BANGKOK: Southeast Asian leaders met on Saturday in Thailand observing a breakthrough in the talks about the world's largest trade agreement to help get rid of the lethargy that has taken over the global economy since the beginning of the US-China tariff war.

The 10 members (ASEAN) opened their annual summit in Bangkok in the hope of securing a China-backed free trade pact that unites half of the world's population and about 40 percent of their trade.

The Regional Integral Economic Association (RCEP), an agreement that extends from India to New Zealand and extended over several years, is now considered an urgent counterpoint to US protectionism.

Washington's commercial rumble with Beijing has affected markets, and the IMF warned that the dispute could reduce global growth at the lowest rate in more than a decade.

Meanwhile, President Donald Trump's protectionist rhetoric has scared some ASEAN nations that fear their economies will fall under their sights.

Trump has repeatedly warned of further intervention to protect American businesses and several Asian nations are waiting to know if the United States will include them on a watch list of currency handlers.

Malaysian Prime Minister Mahathir Mohamad warned that the regional bloc could counteract any punitive trade measures, avoiding details.

We will do exactly what Trump does, he said in a business forum before the summit opened, calling the US leader not a very kind man.

If you go alone, you will be intimidated. We don't want to go into a trade war, but sometimes when they do things that aren't pleasant to us, we have to be nasty to them, he added.

Earlier, his Thai counterpart, Prayut Chan-O-Cha, echoed the issue of regional cooperation in the RCEP agreement, while Philippine trade secretary Ramón López said he expected to receive a very positive report (on RCEP) on Monday when the summit ends

India, whose Prime Minister Narendra Modi is also in Thailand , is the greatest obstacle to RCEP in its current form.

New Delhi fears opening key industries such as metals, textiles and dairy products to cheaper Chinese importers.

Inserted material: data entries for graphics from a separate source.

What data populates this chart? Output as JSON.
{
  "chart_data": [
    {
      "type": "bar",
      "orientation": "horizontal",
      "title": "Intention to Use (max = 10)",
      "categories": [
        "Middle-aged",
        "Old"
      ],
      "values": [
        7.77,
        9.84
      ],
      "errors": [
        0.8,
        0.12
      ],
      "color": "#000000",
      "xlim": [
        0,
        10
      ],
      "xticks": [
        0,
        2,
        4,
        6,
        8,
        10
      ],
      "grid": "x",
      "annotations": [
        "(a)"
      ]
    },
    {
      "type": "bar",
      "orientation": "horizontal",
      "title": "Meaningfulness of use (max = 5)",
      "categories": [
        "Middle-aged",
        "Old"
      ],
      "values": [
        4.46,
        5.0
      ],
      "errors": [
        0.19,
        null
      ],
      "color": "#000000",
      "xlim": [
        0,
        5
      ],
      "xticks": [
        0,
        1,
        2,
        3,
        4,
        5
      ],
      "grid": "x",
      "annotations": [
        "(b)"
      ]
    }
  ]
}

Indian intransigence has questioned the agreement, which is repeated in the 10 Southeast Asian economies along with Japan, India, China, New Zealand and Australia.

We want them to be (India). We want to have them ... they are a great economy, Lopez told reporters.

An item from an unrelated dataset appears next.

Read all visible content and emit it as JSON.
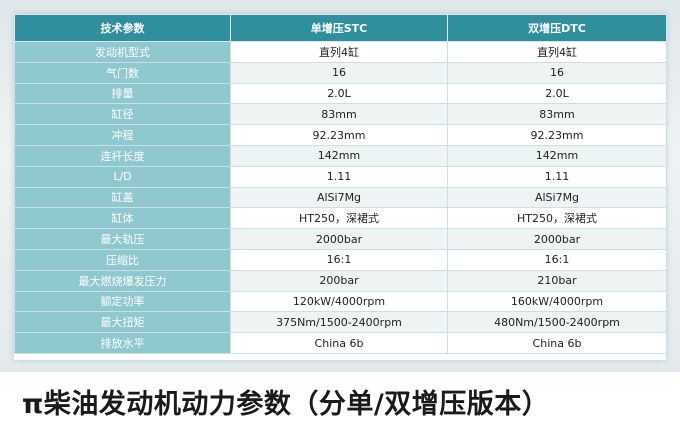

Chinese Prime Minister Li Keqiang will attend the three-day meeting, where tensions in the South China Sea will also lead the agenda.

China supports RCEP, an agreement seen as a way for Beijing to assert its commercial dominance in its Asian backyard after the U.S. withdrawal from the Transpacific Association (TPP) in 2017.

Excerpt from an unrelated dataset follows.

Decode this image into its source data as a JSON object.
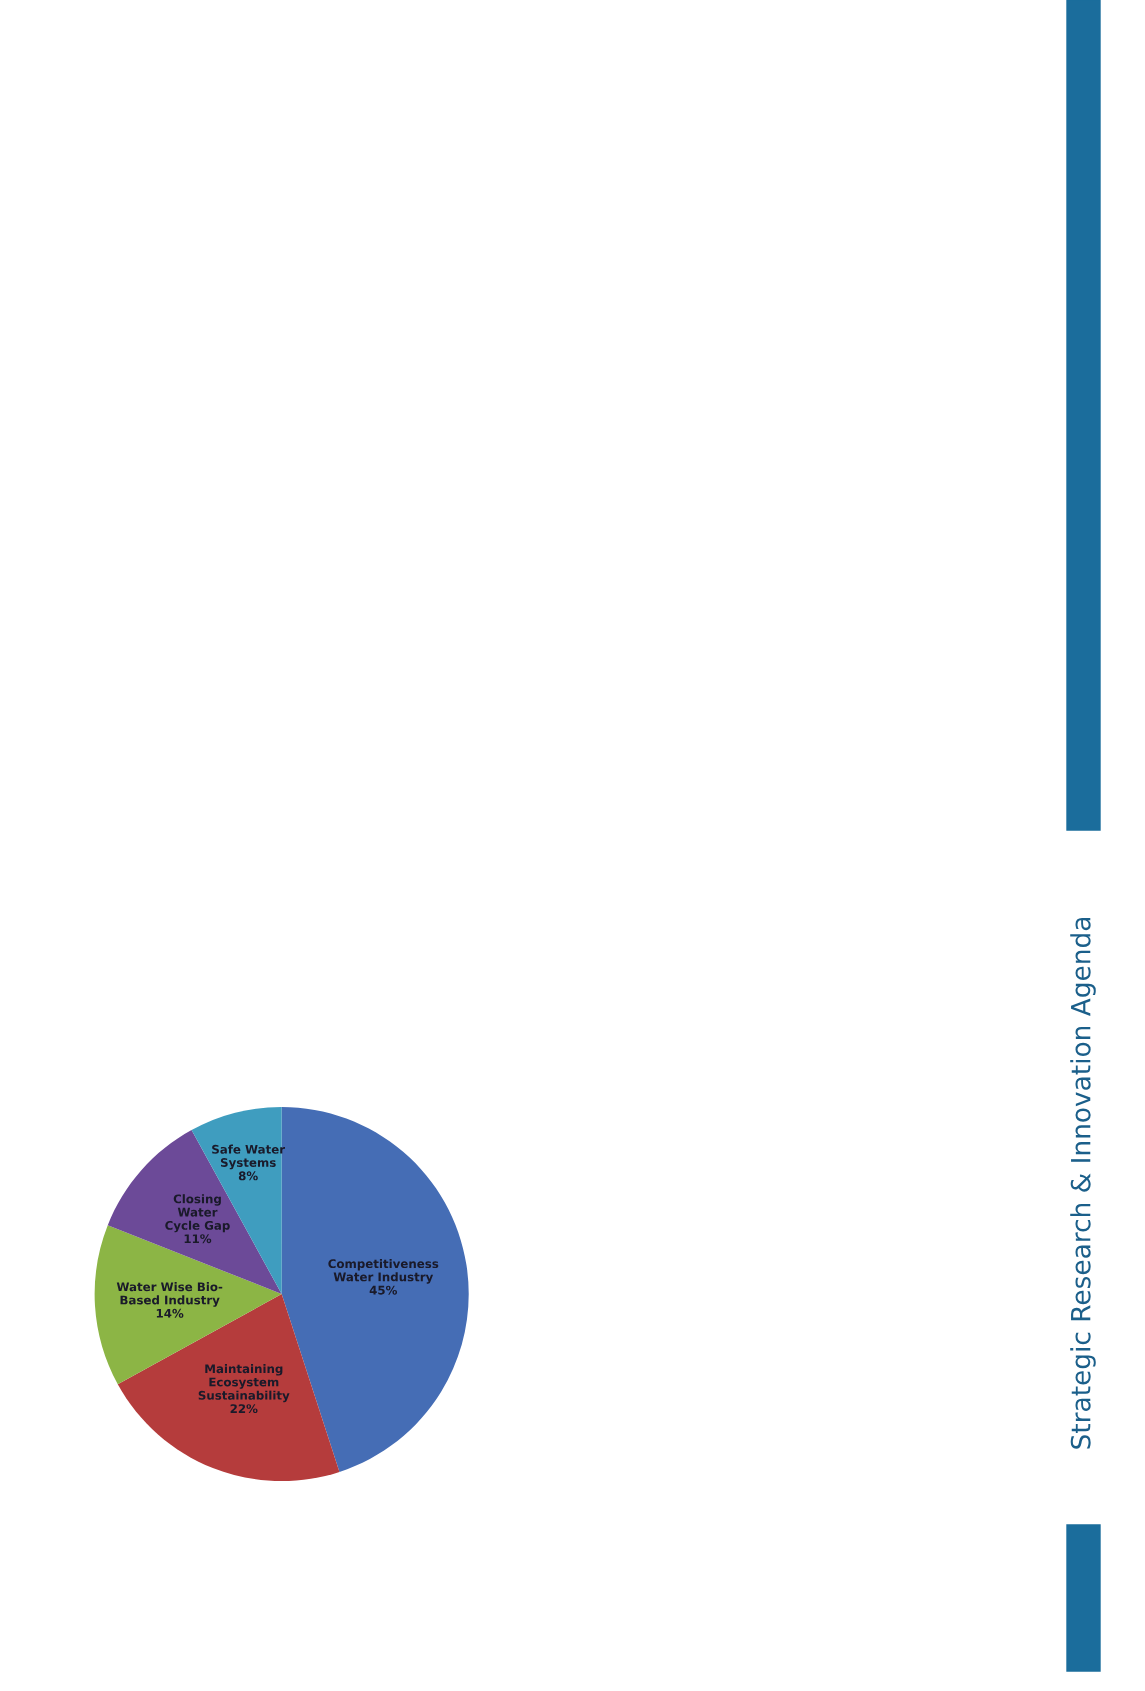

The ASEAN summit follows a push by Washington and Beijing for a partial agreement to crush some of the tariffs in exchange for billions of dollars in goods that have shaken both economies.

But Washington has reduced its delegation to Bangkok this year.

In what some read as a rebuff to ASEAN, the United States is sending national security adviser Robert O'Brien and trade chief Wilbur Ross.

Vice President of the United States, Mike Pence, attended last year's ASEAN summit in Singapore , and President Donald Trump was at the 2017 meeting in the Philippines.

A senior White House official refuted claims of a rebuff to the Southeast Asian bloc.

Both Trump and Vice President Mike Pence are not available because they will be very engaged in the campaign for a series of governor elections, the official told reporters.

Instead, Trump trusts O'Brien to go out and deal with big and small problems, the official added.